В тот вечер, как обычно, Тереза пришла поцеловать нас на ночь и поправить одеяла, чтобы хоть частично заменить нам наших матерей. Я прошептала ей на ухо:
— Тереза, я полюбила мадемуазель Виртуд.
— Очень хорошо! — воскликнула старая служанка. — Это действительно что-то новое! А почему ветер вдруг изменил направление?
— Потому что я теперь её знаю! — ответила я. Тереза присела на мою кровать и несмотря на холод долго говорила со мной. Она рассказала мне, что моё себялюбие и моя душевная холодность причиняли ей сильное огорчение. В моём признании себя виновной она увидела начало большой перемены, и это сделало её очень счастливой. Она напомнила мне, что моя мать умерла с молитвой обо мне. Затем она говорила о Пауле, которая думала только о том, как принести счастье другим.
— Ты бы хотела быть такой, как Паула? — спросила меня Тереза.
— Без сомнения, дорогая Тереза, — ответила я, — но это невозможно, я слишком плохая.
— Кто делает Паулу такой хорошей, Лиза? — голос Терезы принял новый, почти нежный, звук.
— Это Господь Иисус! — тихо прошептала я.
— Это правильный ответ, Лиза! И Тот же Господь Иисус сделал бы это и для тебя. Позволь мне спросить что-то у тебя. Не заметила ли ты, что я изменилась с тех пор... с тех пор, как я начала молиться Ему?
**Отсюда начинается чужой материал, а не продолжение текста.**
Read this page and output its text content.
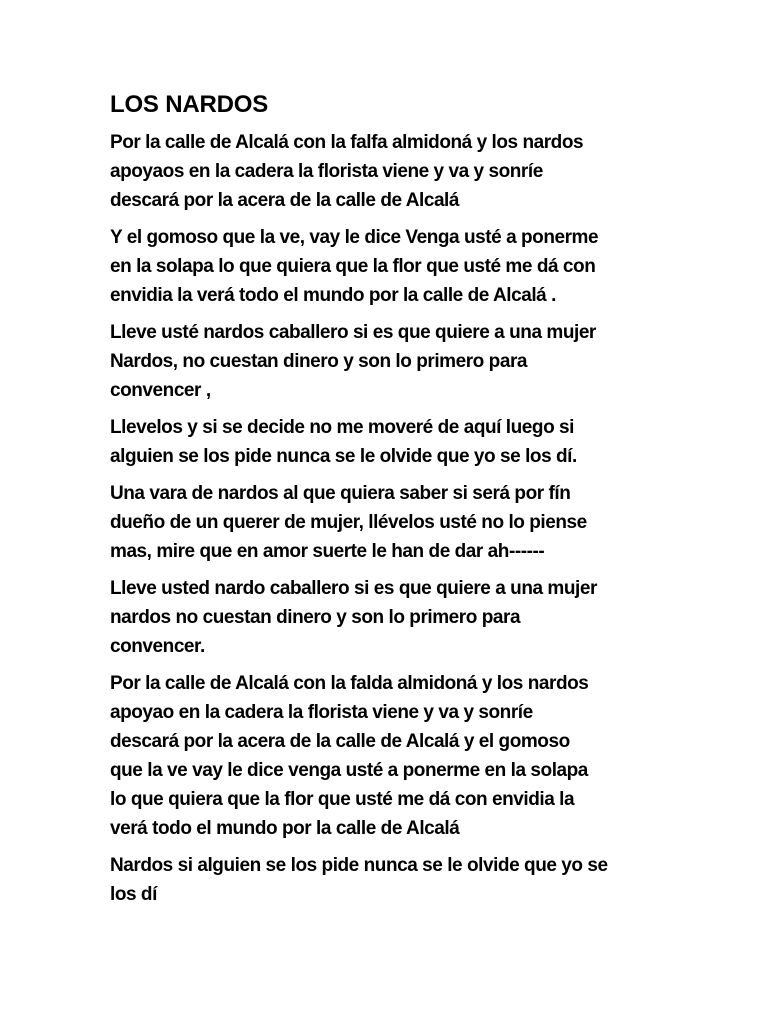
LOS NARDOS

Por la calle de Alcalá con la falfa almidoná y los nardos
apoyaos en la cadera la florista viene y va y sonríe
descará por la acera de la calle de Alcalá

Y el gomoso que la ve, vay le dice Venga usté a ponerme
en la solapa lo que quiera que la flor que usté me dá con
envidia la verá todo el mundo por la calle de Alcalá .

Lleve usté nardos caballero si es que quiere a una mujer
Nardos, no cuestan dinero y son lo primero para
convencer ,

Llevelos y si se decide no me moveré de aquí luego si
alguien se los pide nunca se le olvide que yo se los dí.

Una vara de nardos al que quiera saber si será por fín
dueño de un querer de mujer, llévelos usté no lo piense
mas, mire que en amor suerte le han de dar ah------

Lleve usted nardo caballero si es que quiere a una mujer
nardos no cuestan dinero y son lo primero para
convencer.

Por la calle de Alcalá con la falda almidoná y los nardos
apoyao en la cadera la florista viene y va y sonríe
descará por la acera de la calle de Alcalá y el gomoso
que la ve vay le dice venga usté a ponerme en la solapa
lo que quiera que la flor que usté me dá con envidia la
verá todo el mundo por la calle de Alcalá

Nardos si alguien se los pide nunca se le olvide que yo se
los dí
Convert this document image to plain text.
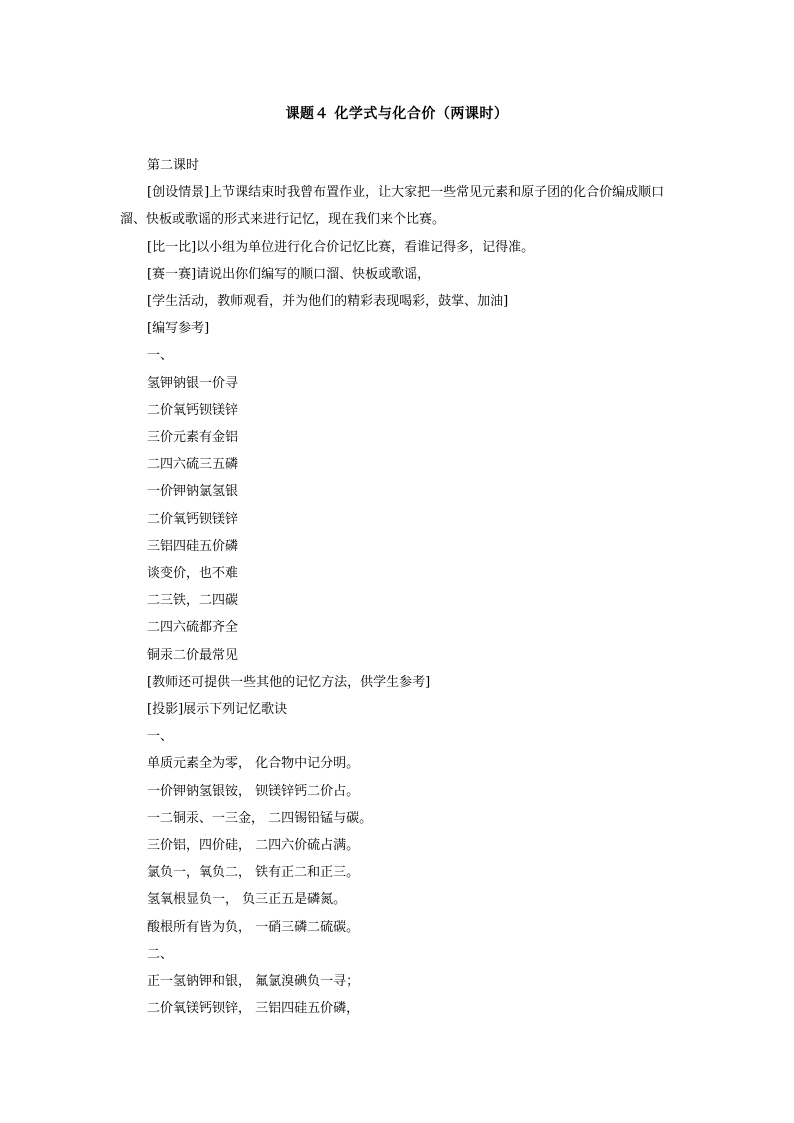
课题４ 化学式与化合价（两课时）

第二课时

[创设情景]上节课结束时我曾布置作业，让大家把一些常见元素和原子团的化合价编成顺口溜、快板或歌谣的形式来进行记忆，现在我们来个比赛。

[比一比]以小组为单位进行化合价记忆比赛，看谁记得多，记得准。

[赛一赛]请说出你们编写的顺口溜、快板或歌谣，

[学生活动，教师观看，并为他们的精彩表现喝彩，鼓掌、加油]

[编写参考]

一、

氢钾钠银一价寻

二价氧钙钡镁锌

三价元素有金铝

二四六硫三五磷

一价钾钠氯氢银

二价氧钙钡镁锌

三铝四硅五价磷

谈变价，也不难

二三铁，二四碳

二四六硫都齐全

铜汞二价最常见

[教师还可提供一些其他的记忆方法，供学生参考]

[投影]展示下列记忆歌诀

一、

单质元素全为零， 化合物中记分明。

一价钾钠氢银铵， 钡镁锌钙二价占。

一二铜汞、一三金， 二四锡铅锰与碳。

三价铝，四价硅， 二四六价硫占满。

氯负一，氧负二， 铁有正二和正三。

氢氧根显负一， 负三正五是磷氮。

酸根所有皆为负， 一硝三磷二硫碳。

二、

正一氢钠钾和银， 氟氯溴碘负一寻；

二价氧镁钙钡锌， 三铝四硅五价磷，
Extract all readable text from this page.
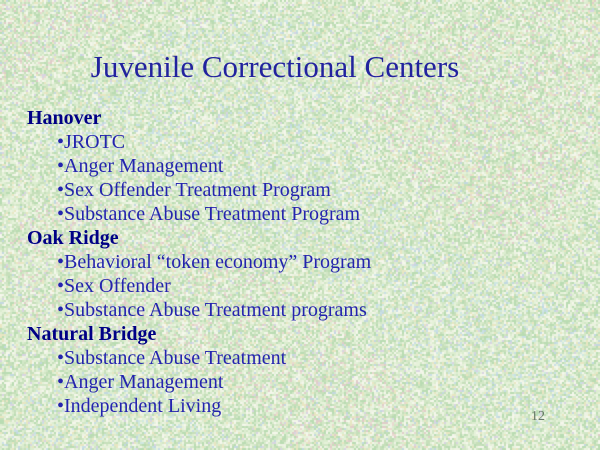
Juvenile Correctional Centers
Hanover
•JROTC
•Anger Management
•Sex Offender Treatment Program
•Substance Abuse Treatment Program
Oak Ridge
•Behavioral “token economy” Program
•Sex Offender
•Substance Abuse Treatment programs
Natural Bridge
•Substance Abuse Treatment
•Anger Management
•Independent Living	12
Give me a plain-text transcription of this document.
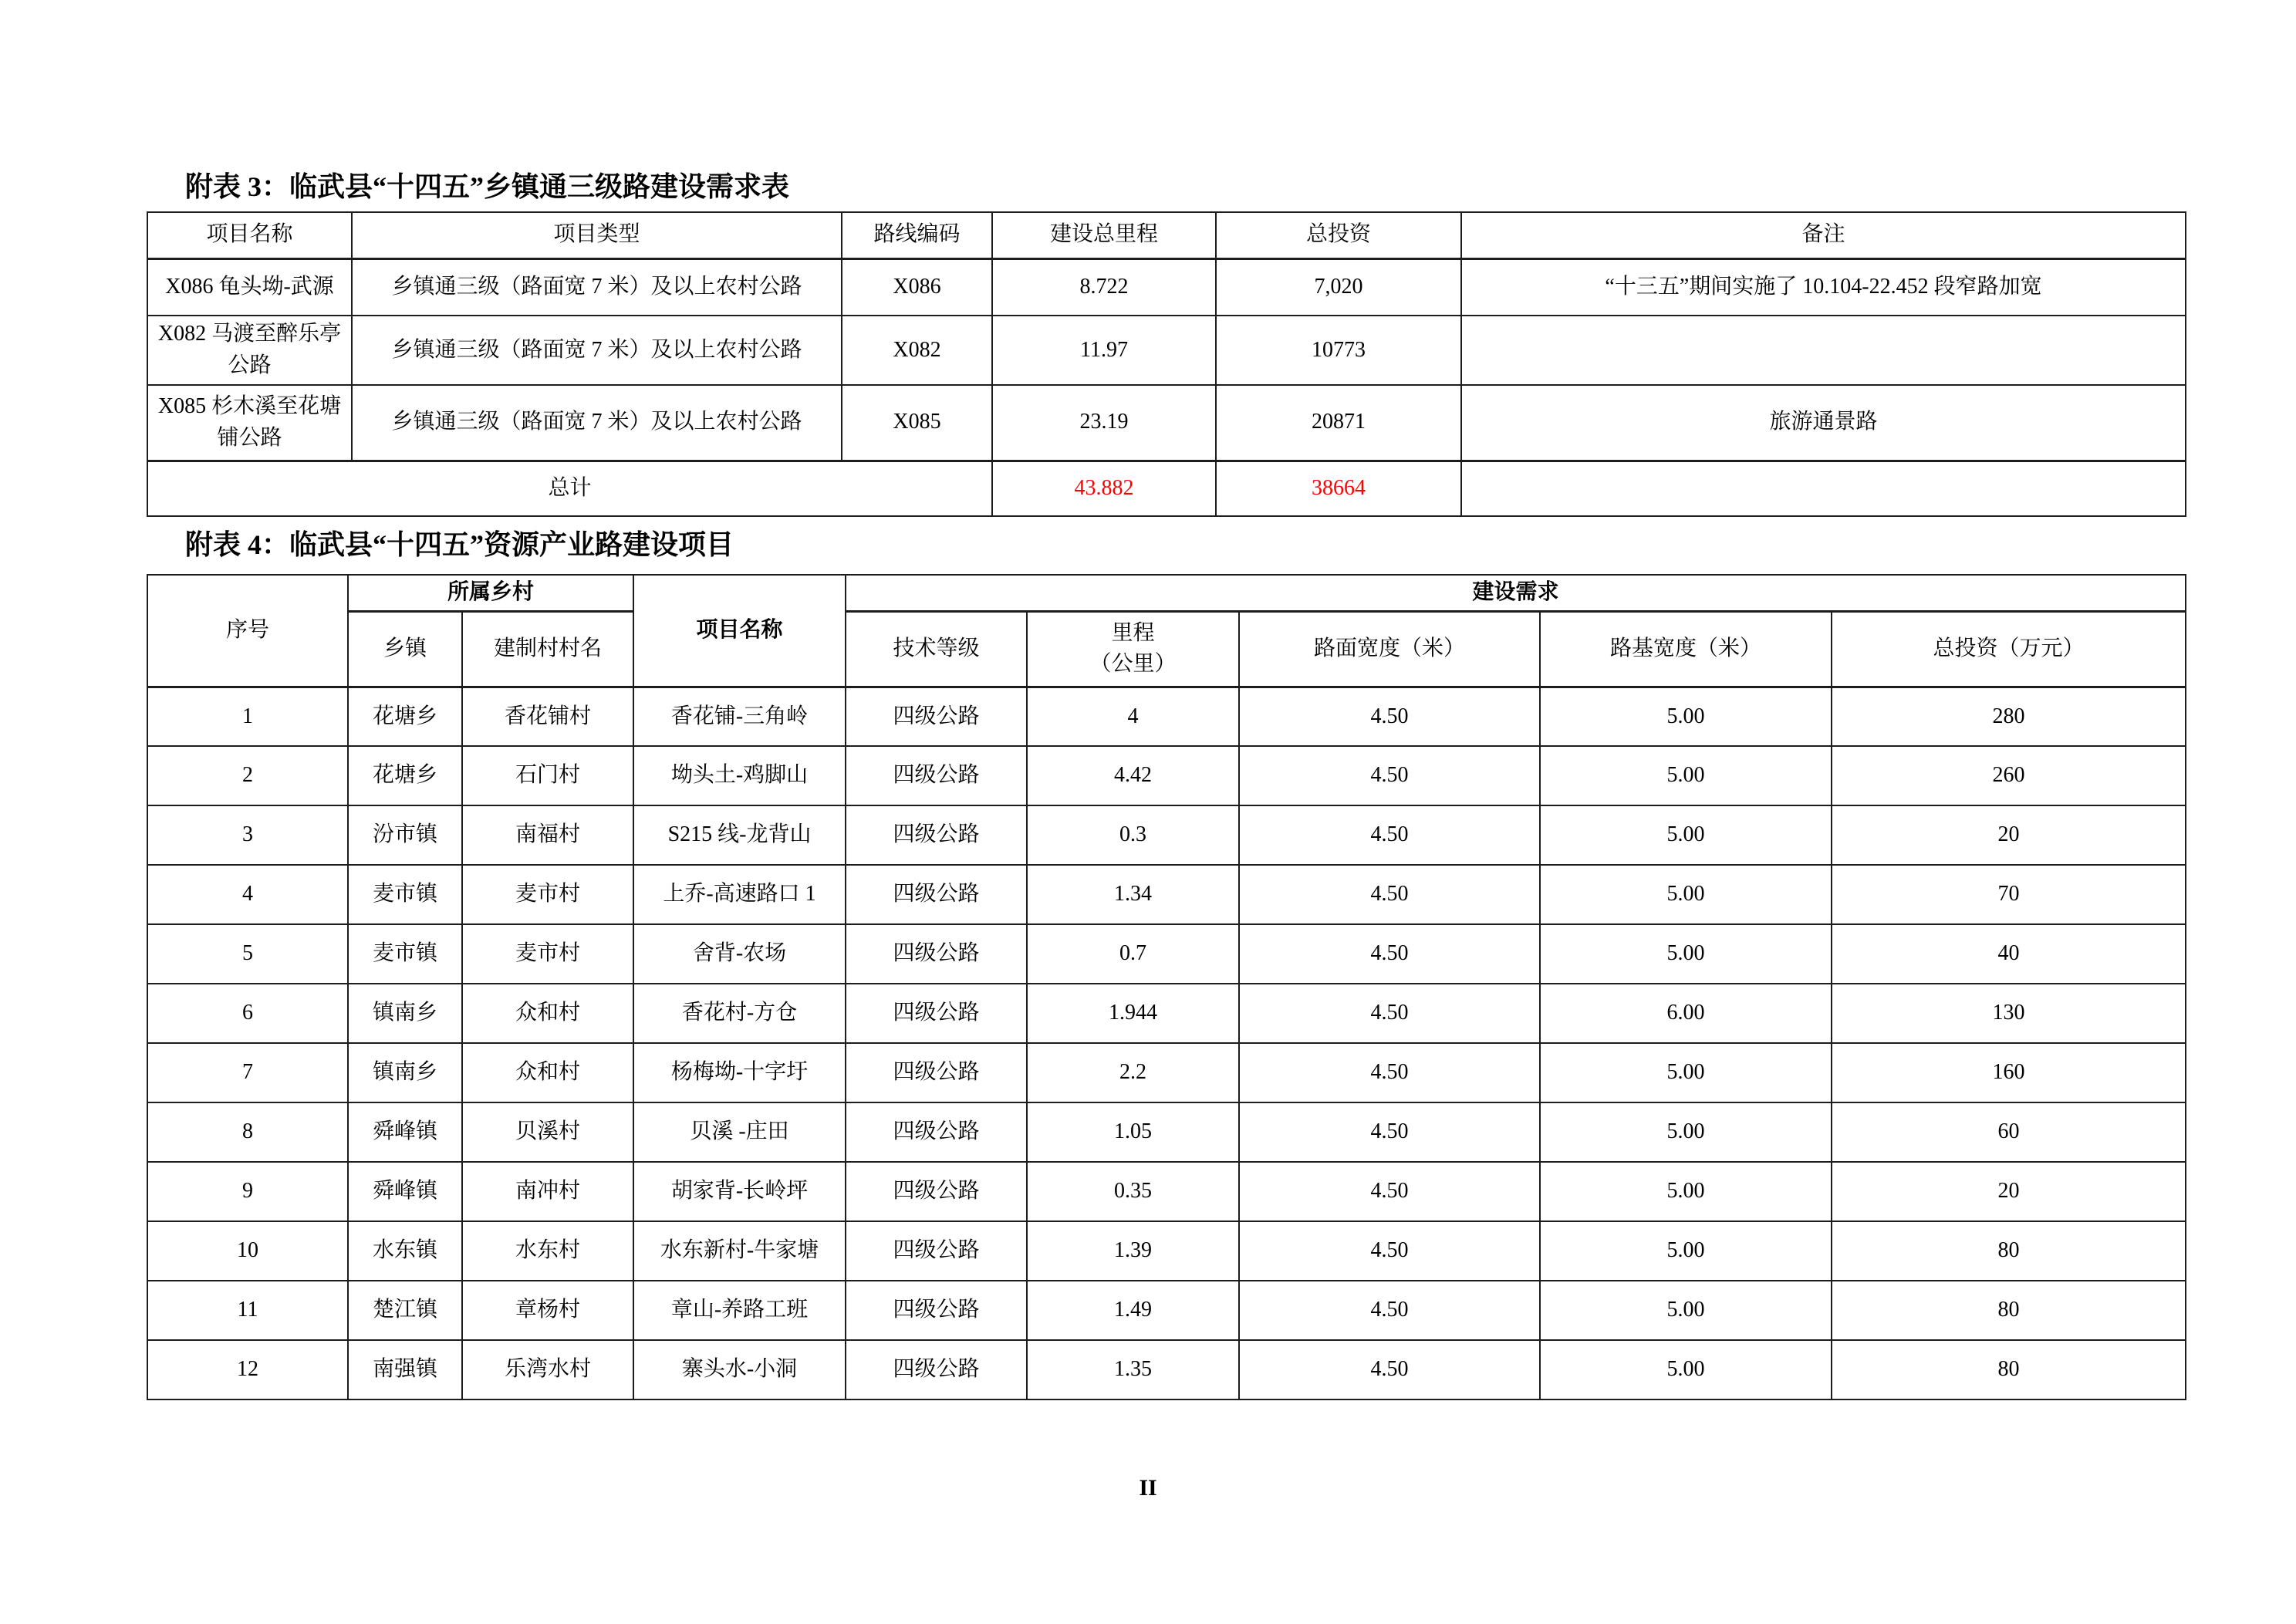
附表 3：临武县“十四五”乡镇通三级路建设需求表
项目名称	项目类型	路线编码	建设总里程	总投资	备注
X086 龟头坳-武源	乡镇通三级（路面宽 7 米）及以上农村公路	X086	8.722	7,020	“十三五”期间实施了 10.104-22.452 段窄路加宽
X082 马渡至醉乐亭公路	乡镇通三级（路面宽 7 米）及以上农村公路	X082	11.97	10773	
X085 杉木溪至花塘铺公路	乡镇通三级（路面宽 7 米）及以上农村公路	X085	23.19	20871	旅游通景路
总计			43.882	38664	
附表 4：临武县“十四五”资源产业路建设项目
序号	所属乡村		项目名称	建设需求				
	乡镇	建制村村名		技术等级	里程
（公里）	路面宽度（米）	路基宽度（米）	总投资（万元）
1	花塘乡	香花铺村	香花铺-三角岭	四级公路	4	4.50	5.00	280
2	花塘乡	石门村	坳头土-鸡脚山	四级公路	4.42	4.50	5.00	260
3	汾市镇	南福村	S215 线-龙背山	四级公路	0.3	4.50	5.00	20
4	麦市镇	麦市村	上乔-高速路口 1	四级公路	1.34	4.50	5.00	70
5	麦市镇	麦市村	舍背-农场	四级公路	0.7	4.50	5.00	40
6	镇南乡	众和村	香花村-方仓	四级公路	1.944	4.50	6.00	130
7	镇南乡	众和村	杨梅坳-十字圩	四级公路	2.2	4.50	5.00	160
8	舜峰镇	贝溪村	贝溪 -庄田	四级公路	1.05	4.50	5.00	60
9	舜峰镇	南冲村	胡家背-长岭坪	四级公路	0.35	4.50	5.00	20
10	水东镇	水东村	水东新村-牛家塘	四级公路	1.39	4.50	5.00	80
11	楚江镇	章杨村	章山-养路工班	四级公路	1.49	4.50	5.00	80
12	南强镇	乐湾水村	寨头水-小洞	四级公路	1.35	4.50	5.00	80
II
— Да, ты изменилась, Тереза.
— Что именно ты заметила?
— Ну, например, это то, что день стирки не делает тебя раздражительной, как было раньше, — ответила я.
— Это говорит о чём-то, не правда ли? Когда у нас Божий мир в сердце, тогда гнев не имеет возможности проникнуть внутрь, как раньше.
Я украдкой рассматривала Терезу. При свете лампы я заметила в её тёмно-голубых глазах такое необычное, такое нежное и вместе с тем уверенное выражение, что несмотря на её морщинистые щёки и седые волосы я увидела в ней поразительное сходство с Паулой. В тот момент я не могла объяснить это, но позже поняла, что Тереза и Паула были членами Божьей семьи, и я увидела в них подобие Иисуса, Его возлюбленного Сына.